Konzerne teilen sich künftig Schlüsseltechnologien der Grünen Gentechnik
Bayer und Monsanto legen Patentstreit bei

Die Einigung von Bayer AG und Monsanto Co. über ein ganzes Bündel umstrittener Patente wird die Kräfteverhältnisse in der Agrochemiemarkt auf den Kopf stellen. Die Vereinbarung sieht vor, dass sich die beiden Konzerne künftig Schlüsseltechnologien zur Herstellung von gentechnisch veränderten Nutzpflanzen teilen. Dabei geht es sowohl um Ackerpflanzen, die per Genveränderung gegen Unkrautvernichtungsmittel resistent sind, als auch um solche, denen gentechnisch Abwehrkräfte gegen Schadinsekten gegeben wurden.

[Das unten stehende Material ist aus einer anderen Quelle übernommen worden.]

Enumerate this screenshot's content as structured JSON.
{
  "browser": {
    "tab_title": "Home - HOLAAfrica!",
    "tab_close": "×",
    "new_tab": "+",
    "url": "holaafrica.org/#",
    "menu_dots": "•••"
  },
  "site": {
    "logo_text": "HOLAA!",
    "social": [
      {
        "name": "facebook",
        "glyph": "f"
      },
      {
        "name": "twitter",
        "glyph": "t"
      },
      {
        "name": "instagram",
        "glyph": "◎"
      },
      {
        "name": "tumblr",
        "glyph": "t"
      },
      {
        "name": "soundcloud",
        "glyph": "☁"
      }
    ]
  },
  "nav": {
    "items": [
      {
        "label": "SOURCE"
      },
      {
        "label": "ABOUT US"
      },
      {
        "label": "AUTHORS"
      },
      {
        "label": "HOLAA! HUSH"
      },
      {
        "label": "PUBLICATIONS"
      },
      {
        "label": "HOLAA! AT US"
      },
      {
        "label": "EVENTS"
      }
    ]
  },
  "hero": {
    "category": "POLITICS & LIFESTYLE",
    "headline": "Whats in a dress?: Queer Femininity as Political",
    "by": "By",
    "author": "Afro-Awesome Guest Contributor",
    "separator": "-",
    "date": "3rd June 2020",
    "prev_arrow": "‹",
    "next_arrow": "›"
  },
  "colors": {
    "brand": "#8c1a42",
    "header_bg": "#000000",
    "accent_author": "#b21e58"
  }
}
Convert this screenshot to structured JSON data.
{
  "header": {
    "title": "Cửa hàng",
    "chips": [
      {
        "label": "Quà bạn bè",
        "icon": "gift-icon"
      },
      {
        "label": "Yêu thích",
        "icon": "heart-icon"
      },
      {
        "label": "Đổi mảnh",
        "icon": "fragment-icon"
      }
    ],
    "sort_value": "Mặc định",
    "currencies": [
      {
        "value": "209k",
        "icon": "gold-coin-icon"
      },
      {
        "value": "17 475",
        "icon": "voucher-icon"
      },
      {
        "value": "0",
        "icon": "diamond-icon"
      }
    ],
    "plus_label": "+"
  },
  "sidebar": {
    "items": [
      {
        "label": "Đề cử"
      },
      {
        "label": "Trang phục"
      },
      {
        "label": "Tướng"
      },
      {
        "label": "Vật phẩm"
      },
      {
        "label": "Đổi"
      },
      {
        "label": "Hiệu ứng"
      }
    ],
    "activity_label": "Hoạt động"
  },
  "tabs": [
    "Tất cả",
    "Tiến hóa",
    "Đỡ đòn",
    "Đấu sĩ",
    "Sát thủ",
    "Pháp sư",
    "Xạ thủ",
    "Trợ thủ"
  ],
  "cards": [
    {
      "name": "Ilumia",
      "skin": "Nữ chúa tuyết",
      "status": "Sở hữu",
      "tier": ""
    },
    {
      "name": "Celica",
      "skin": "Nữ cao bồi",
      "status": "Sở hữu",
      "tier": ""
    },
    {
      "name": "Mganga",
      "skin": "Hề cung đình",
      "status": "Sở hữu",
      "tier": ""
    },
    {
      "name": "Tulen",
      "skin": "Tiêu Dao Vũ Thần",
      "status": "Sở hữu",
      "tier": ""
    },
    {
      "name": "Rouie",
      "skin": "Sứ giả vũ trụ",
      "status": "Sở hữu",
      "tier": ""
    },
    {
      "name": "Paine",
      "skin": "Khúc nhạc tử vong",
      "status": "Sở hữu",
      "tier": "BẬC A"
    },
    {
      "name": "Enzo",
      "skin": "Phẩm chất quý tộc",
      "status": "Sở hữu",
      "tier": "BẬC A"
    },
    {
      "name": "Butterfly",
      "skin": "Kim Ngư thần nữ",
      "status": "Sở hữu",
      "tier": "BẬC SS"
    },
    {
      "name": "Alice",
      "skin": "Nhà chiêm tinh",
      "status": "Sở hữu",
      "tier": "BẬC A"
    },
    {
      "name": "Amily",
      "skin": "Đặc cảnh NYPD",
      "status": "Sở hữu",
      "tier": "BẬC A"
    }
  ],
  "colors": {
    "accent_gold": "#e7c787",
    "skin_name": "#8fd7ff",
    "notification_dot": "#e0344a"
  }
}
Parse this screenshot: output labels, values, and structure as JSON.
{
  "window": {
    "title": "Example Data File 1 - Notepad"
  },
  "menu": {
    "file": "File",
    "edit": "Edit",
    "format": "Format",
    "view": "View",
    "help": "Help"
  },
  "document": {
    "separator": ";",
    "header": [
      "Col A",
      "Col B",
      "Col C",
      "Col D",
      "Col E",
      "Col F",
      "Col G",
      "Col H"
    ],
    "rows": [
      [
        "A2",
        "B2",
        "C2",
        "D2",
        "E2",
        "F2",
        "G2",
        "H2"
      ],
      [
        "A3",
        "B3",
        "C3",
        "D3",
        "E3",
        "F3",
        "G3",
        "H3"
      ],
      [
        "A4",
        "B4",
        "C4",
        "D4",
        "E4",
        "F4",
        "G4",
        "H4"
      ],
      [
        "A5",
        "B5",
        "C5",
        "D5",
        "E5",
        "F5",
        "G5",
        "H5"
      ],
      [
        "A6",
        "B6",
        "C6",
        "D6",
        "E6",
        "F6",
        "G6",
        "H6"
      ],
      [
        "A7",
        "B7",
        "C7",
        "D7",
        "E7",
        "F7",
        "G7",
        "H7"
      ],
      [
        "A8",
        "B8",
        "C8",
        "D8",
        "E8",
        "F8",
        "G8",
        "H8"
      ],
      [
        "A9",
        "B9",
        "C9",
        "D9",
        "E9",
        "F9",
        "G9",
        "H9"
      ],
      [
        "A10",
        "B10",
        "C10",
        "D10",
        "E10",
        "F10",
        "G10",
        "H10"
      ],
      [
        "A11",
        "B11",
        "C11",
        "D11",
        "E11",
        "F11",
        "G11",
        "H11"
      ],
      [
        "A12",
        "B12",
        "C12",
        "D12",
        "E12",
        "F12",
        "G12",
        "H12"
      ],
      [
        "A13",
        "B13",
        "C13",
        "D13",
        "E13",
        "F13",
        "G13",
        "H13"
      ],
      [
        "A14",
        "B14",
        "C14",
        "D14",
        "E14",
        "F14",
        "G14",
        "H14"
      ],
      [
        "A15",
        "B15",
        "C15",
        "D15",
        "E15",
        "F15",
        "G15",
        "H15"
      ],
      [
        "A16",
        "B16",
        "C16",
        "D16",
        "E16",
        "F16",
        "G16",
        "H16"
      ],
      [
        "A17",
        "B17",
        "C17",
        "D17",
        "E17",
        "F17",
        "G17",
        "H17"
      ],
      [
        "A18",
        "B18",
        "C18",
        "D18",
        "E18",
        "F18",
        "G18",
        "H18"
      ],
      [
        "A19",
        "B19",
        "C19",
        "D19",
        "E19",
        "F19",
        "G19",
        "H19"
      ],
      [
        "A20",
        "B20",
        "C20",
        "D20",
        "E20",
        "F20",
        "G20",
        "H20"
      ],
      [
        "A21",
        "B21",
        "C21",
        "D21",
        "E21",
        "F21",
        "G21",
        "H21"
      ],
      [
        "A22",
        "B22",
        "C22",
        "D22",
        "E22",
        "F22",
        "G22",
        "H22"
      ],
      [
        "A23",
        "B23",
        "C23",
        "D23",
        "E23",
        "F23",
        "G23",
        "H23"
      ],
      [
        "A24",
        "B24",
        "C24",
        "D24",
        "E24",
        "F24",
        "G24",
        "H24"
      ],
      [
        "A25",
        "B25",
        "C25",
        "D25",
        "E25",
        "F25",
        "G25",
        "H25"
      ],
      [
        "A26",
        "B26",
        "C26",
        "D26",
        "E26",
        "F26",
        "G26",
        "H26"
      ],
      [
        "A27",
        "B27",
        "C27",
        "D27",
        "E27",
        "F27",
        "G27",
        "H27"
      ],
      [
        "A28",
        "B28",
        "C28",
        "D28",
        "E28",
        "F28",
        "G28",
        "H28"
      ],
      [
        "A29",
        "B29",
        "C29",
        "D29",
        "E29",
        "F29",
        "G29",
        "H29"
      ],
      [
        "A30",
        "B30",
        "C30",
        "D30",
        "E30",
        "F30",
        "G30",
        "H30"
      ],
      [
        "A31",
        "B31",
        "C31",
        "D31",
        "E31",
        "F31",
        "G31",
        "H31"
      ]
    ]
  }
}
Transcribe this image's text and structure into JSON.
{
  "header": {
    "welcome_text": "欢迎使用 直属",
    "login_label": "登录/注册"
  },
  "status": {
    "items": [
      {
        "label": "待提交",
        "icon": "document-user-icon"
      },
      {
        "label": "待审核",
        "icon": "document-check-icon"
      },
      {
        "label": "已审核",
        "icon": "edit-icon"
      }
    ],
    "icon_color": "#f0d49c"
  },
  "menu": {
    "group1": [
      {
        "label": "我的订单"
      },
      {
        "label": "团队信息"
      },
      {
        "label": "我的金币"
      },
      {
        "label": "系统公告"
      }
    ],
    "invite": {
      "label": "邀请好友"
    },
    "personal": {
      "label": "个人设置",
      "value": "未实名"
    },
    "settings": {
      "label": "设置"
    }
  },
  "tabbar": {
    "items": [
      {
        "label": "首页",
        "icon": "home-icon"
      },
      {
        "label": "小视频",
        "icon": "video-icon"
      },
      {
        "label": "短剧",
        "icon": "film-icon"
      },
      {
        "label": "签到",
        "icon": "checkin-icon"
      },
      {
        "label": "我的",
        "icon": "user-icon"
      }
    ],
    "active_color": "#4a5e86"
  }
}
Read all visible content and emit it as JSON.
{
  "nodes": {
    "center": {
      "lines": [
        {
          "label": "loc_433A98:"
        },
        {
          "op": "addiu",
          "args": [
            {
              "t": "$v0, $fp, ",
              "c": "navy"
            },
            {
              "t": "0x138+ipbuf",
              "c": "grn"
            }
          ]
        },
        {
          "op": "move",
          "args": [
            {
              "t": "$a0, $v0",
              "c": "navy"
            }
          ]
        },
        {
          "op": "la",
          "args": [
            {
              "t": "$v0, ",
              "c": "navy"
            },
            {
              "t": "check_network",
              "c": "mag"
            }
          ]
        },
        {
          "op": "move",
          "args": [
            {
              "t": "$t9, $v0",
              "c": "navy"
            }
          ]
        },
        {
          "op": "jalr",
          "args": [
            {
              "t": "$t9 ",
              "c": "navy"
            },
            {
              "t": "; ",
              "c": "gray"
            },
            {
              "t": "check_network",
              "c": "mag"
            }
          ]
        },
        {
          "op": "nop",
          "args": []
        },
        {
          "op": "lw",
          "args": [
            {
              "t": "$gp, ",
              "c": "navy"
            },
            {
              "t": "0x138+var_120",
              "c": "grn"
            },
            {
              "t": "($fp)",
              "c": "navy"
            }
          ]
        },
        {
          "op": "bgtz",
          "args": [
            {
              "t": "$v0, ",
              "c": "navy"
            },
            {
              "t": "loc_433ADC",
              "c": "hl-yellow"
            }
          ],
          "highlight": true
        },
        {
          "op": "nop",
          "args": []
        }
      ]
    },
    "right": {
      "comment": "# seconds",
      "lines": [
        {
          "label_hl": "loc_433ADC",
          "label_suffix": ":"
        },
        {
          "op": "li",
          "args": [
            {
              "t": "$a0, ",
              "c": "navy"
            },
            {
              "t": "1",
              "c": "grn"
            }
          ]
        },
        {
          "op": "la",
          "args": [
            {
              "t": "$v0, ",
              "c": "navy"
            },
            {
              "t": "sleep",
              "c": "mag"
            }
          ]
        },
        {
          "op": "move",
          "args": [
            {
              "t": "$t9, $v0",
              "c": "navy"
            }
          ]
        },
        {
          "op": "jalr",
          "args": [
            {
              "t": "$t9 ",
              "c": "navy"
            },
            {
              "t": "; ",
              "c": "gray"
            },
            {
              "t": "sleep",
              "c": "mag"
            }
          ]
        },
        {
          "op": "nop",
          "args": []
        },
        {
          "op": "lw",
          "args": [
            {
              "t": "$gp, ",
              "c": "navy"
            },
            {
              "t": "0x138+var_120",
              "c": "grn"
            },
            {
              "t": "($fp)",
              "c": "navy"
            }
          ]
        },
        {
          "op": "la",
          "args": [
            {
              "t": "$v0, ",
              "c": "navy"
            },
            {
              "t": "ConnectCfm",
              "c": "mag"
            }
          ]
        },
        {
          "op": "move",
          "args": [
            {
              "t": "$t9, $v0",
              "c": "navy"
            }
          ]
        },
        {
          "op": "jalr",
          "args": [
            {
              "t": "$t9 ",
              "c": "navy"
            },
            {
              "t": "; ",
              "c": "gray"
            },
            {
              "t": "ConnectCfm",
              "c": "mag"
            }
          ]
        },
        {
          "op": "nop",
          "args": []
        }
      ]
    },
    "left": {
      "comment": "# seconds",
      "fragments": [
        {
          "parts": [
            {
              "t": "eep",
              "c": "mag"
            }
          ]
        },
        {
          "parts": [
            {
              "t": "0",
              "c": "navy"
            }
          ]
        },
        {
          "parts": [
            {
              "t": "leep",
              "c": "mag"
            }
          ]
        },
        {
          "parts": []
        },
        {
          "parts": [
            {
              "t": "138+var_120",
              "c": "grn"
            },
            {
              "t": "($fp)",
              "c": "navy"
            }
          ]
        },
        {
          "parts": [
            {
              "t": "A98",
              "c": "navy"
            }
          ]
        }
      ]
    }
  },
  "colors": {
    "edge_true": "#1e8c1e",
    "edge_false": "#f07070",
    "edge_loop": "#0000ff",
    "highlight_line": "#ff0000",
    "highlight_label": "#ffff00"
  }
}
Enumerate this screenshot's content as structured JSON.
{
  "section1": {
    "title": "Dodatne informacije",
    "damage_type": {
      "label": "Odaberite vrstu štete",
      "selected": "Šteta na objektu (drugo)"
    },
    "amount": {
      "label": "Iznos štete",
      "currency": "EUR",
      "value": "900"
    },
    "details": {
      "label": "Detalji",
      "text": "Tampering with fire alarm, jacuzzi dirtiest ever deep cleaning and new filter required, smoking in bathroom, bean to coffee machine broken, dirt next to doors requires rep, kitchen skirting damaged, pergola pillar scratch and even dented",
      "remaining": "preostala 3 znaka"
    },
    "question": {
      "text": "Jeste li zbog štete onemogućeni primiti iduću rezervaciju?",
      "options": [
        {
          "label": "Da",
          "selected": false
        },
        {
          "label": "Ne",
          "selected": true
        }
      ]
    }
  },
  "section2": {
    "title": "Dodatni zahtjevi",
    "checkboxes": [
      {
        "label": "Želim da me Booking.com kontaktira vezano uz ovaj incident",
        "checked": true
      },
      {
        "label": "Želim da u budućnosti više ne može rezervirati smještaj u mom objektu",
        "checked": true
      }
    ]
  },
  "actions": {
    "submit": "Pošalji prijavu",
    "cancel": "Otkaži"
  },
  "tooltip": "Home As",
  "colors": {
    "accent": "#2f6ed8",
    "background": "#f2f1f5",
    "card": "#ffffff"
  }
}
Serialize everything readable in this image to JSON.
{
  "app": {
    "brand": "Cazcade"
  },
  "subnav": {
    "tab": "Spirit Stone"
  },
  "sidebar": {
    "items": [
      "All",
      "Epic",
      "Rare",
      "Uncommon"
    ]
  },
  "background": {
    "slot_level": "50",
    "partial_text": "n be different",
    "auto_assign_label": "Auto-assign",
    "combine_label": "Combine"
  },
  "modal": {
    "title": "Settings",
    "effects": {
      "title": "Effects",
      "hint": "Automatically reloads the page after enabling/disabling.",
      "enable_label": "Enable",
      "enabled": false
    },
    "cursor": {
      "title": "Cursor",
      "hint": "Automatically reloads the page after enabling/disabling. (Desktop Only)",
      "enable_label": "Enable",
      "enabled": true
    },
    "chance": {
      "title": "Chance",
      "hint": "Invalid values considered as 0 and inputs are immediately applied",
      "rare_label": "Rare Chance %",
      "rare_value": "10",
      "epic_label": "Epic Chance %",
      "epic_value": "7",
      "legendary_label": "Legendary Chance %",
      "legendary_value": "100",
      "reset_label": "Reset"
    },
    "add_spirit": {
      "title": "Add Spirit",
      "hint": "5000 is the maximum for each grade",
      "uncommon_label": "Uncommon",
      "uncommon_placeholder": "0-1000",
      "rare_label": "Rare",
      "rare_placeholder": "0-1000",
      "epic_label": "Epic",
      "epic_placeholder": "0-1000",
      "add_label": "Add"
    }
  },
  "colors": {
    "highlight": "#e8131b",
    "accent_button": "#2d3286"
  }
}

abo DÜSSELDORF. Die Vereinbarung ermöglicht beiden Konzernen nunmehr den Zugriff auf die jeweiligen Patente des anderen, was die Forschung und Entwicklung erleichtert und Sicherheit bei der Markteinführung neuer Produkte schafft. Für diesen Zugriff werden nach Angaben eines Bayer-Sprechers jeweils Zahlungen fällig, deren Volumen aber von keiner der beiden Firmen beziffert wurde. Auch über den wirtschaftlichen Wert der Einigung machten sie keine Angaben.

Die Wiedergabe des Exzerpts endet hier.